By Nsunjo Erica
Business owners normally apply for loans from banks for different reasons which may include, startup, expansion, financial crisis, name it. Banks do not just give out loans to all businesses if they do not meet all the requirements needed.
Basically, on the side of banks, they’re searching for solid evidence that your business will be able to repay the loan, plus interest, with metronomic regularity without failure that may call for legal involvement sometimes.
All financial institutions will expect the loan to be fully secured, either with business assets or personal collateral, this is the only security that banks have over their money when they decide to loan it to you.
If you didn’t know, even if banks make huge interests from offering loans, sometimes banks say no to give out loans. Refusal by banks only occurs when your application doesn’t meet their lending requirements below.
Purpose: What will the funds be used for? Banks want a valid and profitable reason as to why you need the money, one that guarantees profits for payment of the loan. (Note that banks won’t lend for speculating, passive investments, pyramid sales, or gambling.)
Amount: How much money do you want to borrow? Yes, the bank will also ask you why that particular amount, they want to make sure you are indeed confident that it’s an amount you can pay back religiously.
Repayment Plan: Banks normally ask what kind of strategies you have laid to spend their money, for how long will you need the money, and what is your specific plan for repayment?
Collateral: Financial institutions always take in assets, business, or personal as collateral, however, what is their market value?
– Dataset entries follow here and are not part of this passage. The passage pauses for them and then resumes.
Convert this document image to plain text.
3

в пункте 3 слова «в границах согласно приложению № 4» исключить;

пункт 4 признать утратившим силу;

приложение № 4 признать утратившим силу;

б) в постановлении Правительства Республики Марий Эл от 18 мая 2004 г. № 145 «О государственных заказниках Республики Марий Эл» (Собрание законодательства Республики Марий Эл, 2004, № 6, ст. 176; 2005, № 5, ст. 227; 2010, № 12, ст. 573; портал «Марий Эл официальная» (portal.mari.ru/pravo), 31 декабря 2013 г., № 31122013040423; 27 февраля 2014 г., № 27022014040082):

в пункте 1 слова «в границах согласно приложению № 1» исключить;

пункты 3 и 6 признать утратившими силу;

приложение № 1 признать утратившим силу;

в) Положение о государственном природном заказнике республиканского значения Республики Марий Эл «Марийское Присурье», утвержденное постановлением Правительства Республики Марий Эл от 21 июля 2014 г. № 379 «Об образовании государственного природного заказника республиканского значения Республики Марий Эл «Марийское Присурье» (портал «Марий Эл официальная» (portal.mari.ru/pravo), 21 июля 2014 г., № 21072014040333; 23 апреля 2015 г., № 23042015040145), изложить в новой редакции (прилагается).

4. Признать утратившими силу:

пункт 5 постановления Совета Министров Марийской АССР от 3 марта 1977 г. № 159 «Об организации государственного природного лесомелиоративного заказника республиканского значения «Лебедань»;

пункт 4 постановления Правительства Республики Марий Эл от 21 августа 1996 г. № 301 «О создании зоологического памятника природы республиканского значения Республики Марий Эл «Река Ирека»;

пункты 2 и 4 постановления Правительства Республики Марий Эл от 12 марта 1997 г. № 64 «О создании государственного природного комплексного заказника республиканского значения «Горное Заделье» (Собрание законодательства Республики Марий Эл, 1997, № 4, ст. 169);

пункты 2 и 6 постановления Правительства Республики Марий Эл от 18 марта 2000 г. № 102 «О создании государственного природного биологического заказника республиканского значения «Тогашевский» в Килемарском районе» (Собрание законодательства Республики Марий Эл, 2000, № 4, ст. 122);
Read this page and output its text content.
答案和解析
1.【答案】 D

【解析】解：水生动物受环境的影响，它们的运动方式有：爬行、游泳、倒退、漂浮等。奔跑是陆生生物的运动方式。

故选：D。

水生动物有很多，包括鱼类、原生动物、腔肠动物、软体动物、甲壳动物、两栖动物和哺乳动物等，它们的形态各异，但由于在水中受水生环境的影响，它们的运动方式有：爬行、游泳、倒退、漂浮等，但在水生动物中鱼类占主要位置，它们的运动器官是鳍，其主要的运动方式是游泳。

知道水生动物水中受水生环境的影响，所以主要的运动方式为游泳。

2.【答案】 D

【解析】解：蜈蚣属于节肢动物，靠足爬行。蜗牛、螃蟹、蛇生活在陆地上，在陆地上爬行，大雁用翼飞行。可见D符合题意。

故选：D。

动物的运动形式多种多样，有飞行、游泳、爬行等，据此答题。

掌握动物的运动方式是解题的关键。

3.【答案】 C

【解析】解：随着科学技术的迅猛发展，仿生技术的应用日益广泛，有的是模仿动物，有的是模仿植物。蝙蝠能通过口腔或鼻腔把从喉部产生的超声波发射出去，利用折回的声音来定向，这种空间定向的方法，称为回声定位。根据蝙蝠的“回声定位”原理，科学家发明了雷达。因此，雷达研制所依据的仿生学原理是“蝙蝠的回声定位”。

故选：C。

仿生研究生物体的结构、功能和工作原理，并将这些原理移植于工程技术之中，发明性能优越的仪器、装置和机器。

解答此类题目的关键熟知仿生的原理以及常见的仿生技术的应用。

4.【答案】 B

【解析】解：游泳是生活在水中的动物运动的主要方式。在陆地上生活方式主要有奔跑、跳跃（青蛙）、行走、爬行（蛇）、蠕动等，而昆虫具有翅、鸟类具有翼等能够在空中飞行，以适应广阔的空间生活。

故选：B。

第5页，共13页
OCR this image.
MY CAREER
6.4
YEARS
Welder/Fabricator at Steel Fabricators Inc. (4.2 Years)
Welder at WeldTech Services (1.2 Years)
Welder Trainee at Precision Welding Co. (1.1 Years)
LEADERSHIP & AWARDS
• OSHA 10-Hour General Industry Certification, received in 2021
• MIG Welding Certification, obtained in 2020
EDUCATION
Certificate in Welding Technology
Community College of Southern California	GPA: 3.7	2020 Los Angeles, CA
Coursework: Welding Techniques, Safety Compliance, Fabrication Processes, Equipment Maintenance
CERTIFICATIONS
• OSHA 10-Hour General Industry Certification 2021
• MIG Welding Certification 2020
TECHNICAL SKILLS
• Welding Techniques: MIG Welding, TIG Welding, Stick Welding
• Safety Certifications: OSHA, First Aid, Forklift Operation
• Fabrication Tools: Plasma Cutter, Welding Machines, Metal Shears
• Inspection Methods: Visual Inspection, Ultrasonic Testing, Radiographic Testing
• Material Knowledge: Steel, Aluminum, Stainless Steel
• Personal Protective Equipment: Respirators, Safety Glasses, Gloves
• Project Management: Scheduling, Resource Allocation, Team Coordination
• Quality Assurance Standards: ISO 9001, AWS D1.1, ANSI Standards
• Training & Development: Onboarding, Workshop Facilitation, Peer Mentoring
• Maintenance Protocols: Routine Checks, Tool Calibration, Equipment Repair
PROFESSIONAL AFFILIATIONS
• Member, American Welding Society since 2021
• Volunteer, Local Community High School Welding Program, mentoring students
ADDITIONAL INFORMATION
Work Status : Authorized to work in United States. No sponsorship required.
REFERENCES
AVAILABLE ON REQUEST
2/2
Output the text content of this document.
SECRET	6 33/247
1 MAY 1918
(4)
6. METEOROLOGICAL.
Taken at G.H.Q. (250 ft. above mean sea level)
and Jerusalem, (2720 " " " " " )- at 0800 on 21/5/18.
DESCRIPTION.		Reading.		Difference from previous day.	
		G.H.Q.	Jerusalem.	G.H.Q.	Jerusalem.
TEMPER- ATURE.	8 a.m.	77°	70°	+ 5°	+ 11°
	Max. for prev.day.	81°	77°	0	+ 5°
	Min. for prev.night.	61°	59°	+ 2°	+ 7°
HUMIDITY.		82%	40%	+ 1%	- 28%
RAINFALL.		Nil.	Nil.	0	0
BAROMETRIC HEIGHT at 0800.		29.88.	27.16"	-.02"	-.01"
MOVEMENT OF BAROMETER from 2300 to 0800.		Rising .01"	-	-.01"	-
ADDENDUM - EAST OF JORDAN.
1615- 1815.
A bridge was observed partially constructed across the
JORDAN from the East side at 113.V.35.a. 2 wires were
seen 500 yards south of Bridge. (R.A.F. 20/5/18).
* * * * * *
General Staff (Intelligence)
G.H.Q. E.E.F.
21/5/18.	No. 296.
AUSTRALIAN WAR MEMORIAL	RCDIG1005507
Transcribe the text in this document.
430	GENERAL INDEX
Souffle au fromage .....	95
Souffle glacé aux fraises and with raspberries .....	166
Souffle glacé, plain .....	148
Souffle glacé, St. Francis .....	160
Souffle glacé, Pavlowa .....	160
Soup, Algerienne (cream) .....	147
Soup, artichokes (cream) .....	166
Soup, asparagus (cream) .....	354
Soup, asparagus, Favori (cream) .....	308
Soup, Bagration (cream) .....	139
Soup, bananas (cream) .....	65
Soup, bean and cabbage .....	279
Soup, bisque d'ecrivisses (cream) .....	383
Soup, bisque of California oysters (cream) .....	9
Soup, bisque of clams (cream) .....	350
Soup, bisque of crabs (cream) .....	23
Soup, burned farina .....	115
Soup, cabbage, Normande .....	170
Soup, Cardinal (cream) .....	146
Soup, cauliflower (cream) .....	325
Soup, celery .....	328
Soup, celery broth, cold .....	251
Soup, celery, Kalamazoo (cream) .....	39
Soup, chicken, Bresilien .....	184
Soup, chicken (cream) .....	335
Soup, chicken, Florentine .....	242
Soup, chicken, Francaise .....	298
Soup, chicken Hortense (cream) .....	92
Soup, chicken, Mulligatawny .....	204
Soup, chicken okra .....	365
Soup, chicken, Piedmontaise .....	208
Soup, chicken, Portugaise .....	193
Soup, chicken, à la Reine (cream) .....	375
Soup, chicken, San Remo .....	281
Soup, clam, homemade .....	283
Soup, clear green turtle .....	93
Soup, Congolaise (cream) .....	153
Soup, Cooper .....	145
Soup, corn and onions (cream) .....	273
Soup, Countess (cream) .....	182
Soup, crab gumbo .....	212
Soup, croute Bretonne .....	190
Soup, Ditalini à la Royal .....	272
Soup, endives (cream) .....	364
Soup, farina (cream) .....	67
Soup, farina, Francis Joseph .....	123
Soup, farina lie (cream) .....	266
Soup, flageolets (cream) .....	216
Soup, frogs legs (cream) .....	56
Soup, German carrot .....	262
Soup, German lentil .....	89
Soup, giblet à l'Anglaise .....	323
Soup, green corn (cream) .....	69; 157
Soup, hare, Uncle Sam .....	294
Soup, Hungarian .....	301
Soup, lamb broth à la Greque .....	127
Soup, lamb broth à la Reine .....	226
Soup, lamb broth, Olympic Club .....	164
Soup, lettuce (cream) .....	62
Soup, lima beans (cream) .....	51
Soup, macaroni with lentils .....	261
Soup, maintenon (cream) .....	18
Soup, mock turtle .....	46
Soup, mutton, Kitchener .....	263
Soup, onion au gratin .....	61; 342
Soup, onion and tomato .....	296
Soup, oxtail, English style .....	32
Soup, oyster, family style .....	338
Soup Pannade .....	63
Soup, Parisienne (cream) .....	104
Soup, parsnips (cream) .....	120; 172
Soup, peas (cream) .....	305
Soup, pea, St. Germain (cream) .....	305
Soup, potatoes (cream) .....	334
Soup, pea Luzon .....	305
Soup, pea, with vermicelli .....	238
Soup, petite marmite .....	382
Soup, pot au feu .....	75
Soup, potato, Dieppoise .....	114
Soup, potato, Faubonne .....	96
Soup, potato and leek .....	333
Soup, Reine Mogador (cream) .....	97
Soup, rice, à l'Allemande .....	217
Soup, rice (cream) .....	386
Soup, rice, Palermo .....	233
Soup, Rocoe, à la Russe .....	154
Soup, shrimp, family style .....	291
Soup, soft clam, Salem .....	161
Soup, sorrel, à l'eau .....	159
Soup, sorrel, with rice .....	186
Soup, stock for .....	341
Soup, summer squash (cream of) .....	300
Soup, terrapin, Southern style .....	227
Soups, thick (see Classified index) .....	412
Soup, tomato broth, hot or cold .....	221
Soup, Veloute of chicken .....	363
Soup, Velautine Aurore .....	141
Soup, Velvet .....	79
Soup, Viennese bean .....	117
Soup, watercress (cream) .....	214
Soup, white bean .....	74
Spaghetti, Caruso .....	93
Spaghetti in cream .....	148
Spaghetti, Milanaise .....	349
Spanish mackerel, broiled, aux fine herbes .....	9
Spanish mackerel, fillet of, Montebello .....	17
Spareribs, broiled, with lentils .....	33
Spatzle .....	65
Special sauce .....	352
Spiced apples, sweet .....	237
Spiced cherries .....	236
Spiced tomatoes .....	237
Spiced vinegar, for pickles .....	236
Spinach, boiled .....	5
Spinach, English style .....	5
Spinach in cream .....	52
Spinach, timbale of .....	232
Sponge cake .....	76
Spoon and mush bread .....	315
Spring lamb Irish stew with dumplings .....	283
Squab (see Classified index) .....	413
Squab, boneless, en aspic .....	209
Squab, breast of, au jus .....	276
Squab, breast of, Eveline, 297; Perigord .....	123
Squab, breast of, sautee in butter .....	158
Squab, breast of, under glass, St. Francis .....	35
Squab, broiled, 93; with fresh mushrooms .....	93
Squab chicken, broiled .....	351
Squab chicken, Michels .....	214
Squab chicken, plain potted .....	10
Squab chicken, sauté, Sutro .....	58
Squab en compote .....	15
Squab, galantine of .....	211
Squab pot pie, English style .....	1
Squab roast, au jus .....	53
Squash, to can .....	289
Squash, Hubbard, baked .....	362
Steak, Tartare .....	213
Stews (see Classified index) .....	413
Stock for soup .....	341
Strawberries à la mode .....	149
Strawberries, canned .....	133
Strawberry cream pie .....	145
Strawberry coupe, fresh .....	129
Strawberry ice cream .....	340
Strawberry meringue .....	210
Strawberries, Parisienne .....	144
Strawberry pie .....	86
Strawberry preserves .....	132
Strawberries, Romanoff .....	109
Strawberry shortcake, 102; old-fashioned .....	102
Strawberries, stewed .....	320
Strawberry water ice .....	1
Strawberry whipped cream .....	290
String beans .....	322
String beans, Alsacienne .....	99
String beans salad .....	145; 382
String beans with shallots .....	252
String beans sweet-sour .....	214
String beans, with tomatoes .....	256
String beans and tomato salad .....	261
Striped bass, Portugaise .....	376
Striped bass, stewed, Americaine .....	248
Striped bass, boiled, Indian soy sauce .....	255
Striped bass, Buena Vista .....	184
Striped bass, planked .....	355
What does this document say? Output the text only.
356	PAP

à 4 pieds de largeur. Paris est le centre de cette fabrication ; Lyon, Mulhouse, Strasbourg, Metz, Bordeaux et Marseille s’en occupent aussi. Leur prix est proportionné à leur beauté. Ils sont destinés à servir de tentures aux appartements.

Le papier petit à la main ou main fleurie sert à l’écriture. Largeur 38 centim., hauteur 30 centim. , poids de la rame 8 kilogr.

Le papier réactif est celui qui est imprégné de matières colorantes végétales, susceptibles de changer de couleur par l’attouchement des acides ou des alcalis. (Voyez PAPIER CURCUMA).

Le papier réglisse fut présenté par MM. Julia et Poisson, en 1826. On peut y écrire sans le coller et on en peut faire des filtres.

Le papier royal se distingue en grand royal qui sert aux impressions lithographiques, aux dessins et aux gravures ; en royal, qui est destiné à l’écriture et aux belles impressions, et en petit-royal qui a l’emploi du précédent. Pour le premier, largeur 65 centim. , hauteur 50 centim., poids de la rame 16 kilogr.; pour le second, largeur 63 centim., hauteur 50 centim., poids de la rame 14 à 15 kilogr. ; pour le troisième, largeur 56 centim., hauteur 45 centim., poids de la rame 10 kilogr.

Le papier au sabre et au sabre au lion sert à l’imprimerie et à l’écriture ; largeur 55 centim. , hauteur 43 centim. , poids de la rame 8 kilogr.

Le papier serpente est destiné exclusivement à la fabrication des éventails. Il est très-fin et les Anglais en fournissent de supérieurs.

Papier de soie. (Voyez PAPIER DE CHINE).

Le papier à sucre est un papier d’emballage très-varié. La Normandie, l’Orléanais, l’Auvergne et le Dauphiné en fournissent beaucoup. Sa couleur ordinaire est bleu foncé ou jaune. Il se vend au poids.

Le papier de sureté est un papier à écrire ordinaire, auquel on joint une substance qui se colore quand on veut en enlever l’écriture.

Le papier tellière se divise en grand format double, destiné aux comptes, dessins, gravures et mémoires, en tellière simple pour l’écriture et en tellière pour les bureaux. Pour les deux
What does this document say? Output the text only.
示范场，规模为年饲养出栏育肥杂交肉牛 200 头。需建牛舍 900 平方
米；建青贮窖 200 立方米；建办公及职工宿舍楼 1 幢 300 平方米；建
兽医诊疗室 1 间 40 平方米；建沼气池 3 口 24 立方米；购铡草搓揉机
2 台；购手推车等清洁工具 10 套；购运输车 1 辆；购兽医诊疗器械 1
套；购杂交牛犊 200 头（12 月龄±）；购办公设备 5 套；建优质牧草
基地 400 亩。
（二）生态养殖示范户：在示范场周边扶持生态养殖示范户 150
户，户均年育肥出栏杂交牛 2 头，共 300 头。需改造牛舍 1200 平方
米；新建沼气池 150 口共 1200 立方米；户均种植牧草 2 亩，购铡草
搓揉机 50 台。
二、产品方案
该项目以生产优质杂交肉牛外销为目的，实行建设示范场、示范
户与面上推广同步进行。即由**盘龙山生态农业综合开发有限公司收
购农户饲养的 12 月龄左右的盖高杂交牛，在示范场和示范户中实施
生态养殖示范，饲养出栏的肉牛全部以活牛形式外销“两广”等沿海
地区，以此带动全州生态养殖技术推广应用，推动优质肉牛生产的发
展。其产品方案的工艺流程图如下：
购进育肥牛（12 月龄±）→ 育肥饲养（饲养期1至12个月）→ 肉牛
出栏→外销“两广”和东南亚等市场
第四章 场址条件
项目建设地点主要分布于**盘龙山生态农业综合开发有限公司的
What portion of their value can you use as collateral? The banks must make sure collateral value is worth the loan and its interests.
Asset and Liability Statement: Your current, complete business asset, and liability financial statements (your balance sheet). The bank needs to determine your ability to repay a loan basing on the financial stability of your business.
Current Income and Financial Performance Statement: Your current, complete business statement of income and expenses (your profit and loss statement, or P&L) are also needed.
Business Plan Details: Your written plan for your business including goals and action steps, timetable, resource allocation, the funding required, and related financial data. You may be asked for cash flow projections for at least a year.
Historic Financial Performance Information: Past business financial performance information under your ownership or under the previous owner’s ownership, if any.
Other Information As Required: Information about you (your C.V, your loan Guarantor, someone who will pledge his/her assets and financials to guarantee repayment of the loan should you default.)